"Let $F$ be a functor from $A-$modules to $A-$modules that preserves cokernels. Then $F$ take exact short sequences into right exact short sequences."
I found a mistake in my proof. I also can't find it anywhere because everybody seems to find this too obvious.
Here's my proof: Let $0 \rightarrow L \rightarrow^{\alpha} M \rightarrow^{\beta} N \rightarrow 0$ be a short exact sequence and let $F$ be a functor that preserves cokernels.
We want to show that $F(L) \rightarrow^{F(\alpha)} F(M) \rightarrow^{F(\beta)} F(N) \rightarrow 0$ is exact
Since $\beta$ is surjective, then $coker\beta = 0$. Then we have,
$0 = F(0) = F(coker \beta) = cokerF(\beta)$. So $F(\beta)$ is surjective.

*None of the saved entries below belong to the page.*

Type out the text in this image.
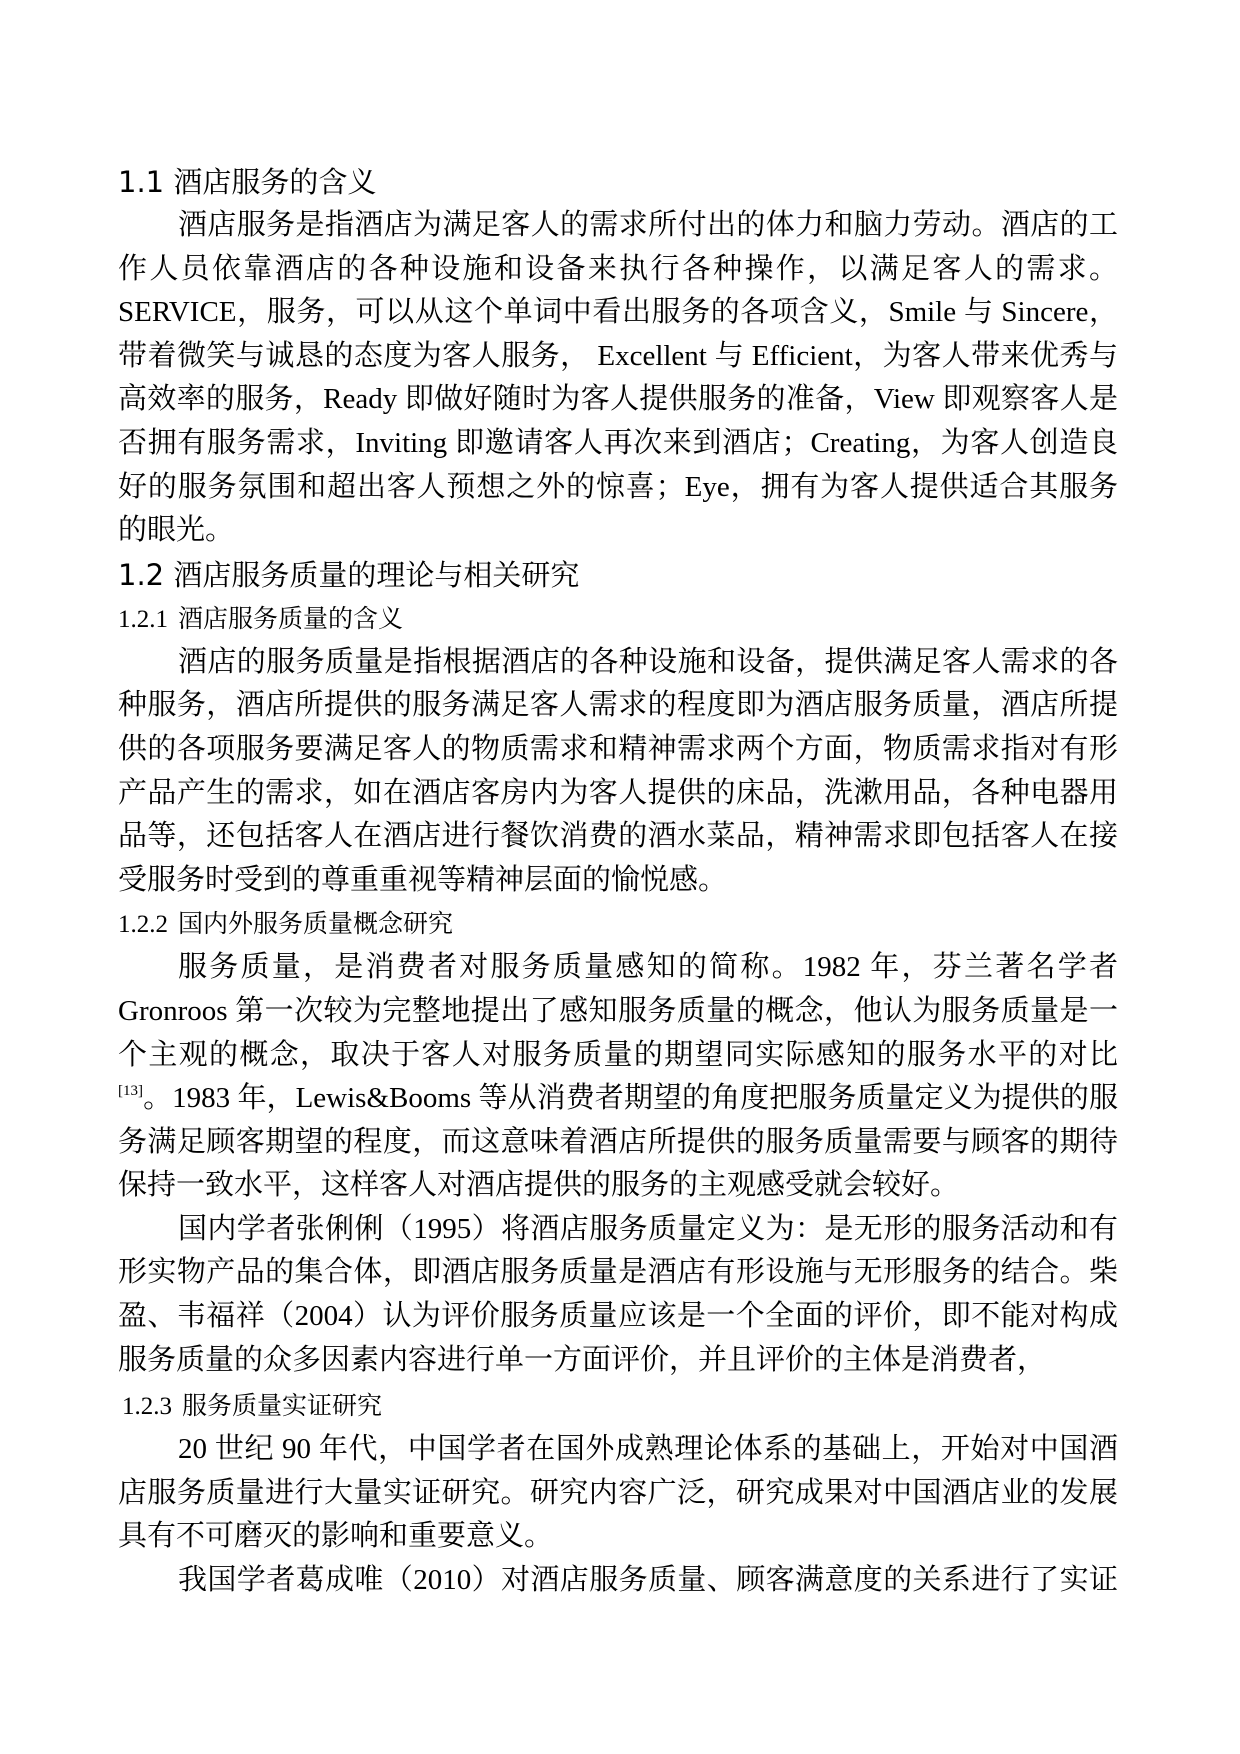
1.1 酒店服务的含义
酒店服务是指酒店为满足客人的需求所付出的体力和脑力劳动。酒店的工
作人员依靠酒店的各种设施和设备来执行各种操作，以满足客人的需求。
SERVICE，服务，可以从这个单词中看出服务的各项含义，Smile 与 Sincere，
带着微笑与诚恳的态度为客人服务， Excellent 与 Efficient，为客人带来优秀与
高效率的服务，Ready 即做好随时为客人提供服务的准备，View 即观察客人是
否拥有服务需求，Inviting 即邀请客人再次来到酒店；Creating，为客人创造良
好的服务氛围和超出客人预想之外的惊喜；Eye，拥有为客人提供适合其服务
的眼光。
1.2 酒店服务质量的理论与相关研究
1.2.1 酒店服务质量的含义
酒店的服务质量是指根据酒店的各种设施和设备，提供满足客人需求的各
种服务，酒店所提供的服务满足客人需求的程度即为酒店服务质量，酒店所提
供的各项服务要满足客人的物质需求和精神需求两个方面，物质需求指对有形
产品产生的需求，如在酒店客房内为客人提供的床品，洗漱用品，各种电器用
品等，还包括客人在酒店进行餐饮消费的酒水菜品，精神需求即包括客人在接
受服务时受到的尊重重视等精神层面的愉悦感。
1.2.2 国内外服务质量概念研究
服务质量，是消费者对服务质量感知的简称。1982 年，芬兰著名学者
Gronroos 第一次较为完整地提出了感知服务质量的概念，他认为服务质量是一
个主观的概念，取决于客人对服务质量的期望同实际感知的服务水平的对比
[13]。1983 年，Lewis&Booms 等从消费者期望的角度把服务质量定义为提供的服
务满足顾客期望的程度，而这意味着酒店所提供的服务质量需要与顾客的期待
保持一致水平，这样客人对酒店提供的服务的主观感受就会较好。
国内学者张俐俐（1995）将酒店服务质量定义为：是无形的服务活动和有
形实物产品的集合体，即酒店服务质量是酒店有形设施与无形服务的结合。柴
盈、韦福祥（2004）认为评价服务质量应该是一个全面的评价，即不能对构成
服务质量的众多因素内容进行单一方面评价，并且评价的主体是消费者，
1.2.3 服务质量实证研究
20 世纪 90 年代，中国学者在国外成熟理论体系的基础上，开始对中国酒
店服务质量进行大量实证研究。研究内容广泛，研究成果对中国酒店业的发展
具有不可磨灭的影响和重要意义。
我国学者葛成唯（2010）对酒店服务质量、顾客满意度的关系进行了实证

Now we have to show that $ImF(\alpha) = KerF(\beta)$.
$ImF(\alpha) \subset KerF(\beta)$ is easy because $\beta \circ \alpha = 0 \Rightarrow F(\beta) \circ F(\alpha) = 0$
Since the original sequence is exact, we have $Im\alpha = Ker\beta$. Then,
$\frac{F(M)}{KerF(\beta)} = F(N) = F(\frac{M}{Ker\beta}) = F(\frac{M}{Im\alpha}) = F(coker\alpha) = cokerF(\alpha) = \frac{F(M)}{ImF(\alpha)} $
My mistake: $ImF(\alpha) \subset KerF(\beta)$ and $\frac{F(M)}{KerF(\beta)} = \frac{F(M)}{ImF(\alpha)} \Rightarrow KerF(\beta) = ImF(\alpha)$.
I know this last claim is not true.
I realy appreciate any help whatsoever.
Your argument is almost right. If you knew that $\ker{F(\beta)}$ contained ${\rm im}\, F(\alpha)$ you would be able to conclude that (why?).
Consider the epimorphism $L\stackrel{\alpha'}\to \ker\beta\to 0$. Then we know $\iota\alpha'=\alpha$ where $\iota$ is the inclusion $\ker\beta\to M$. By hypothesis $\rm coker\,\alpha'=0$ so that the map $F(\alpha'):FL\to F(\ker\beta)$ is an epimorphism.
But the image of $F(\alpha')$ is the same of that of $F(\alpha)$ so ${\rm im}\,F(\alpha)= F(\ker\beta)=F({\rm im}\,\alpha)$.
Thus means that ${\rm im}\,F(\alpha)=F({\rm im}\,\alpha)$ is contained in $\ker F(\beta)$, and now you argument goes through: if $A\subset B$ and $M/B=M/A$ then necessarily $A=B$.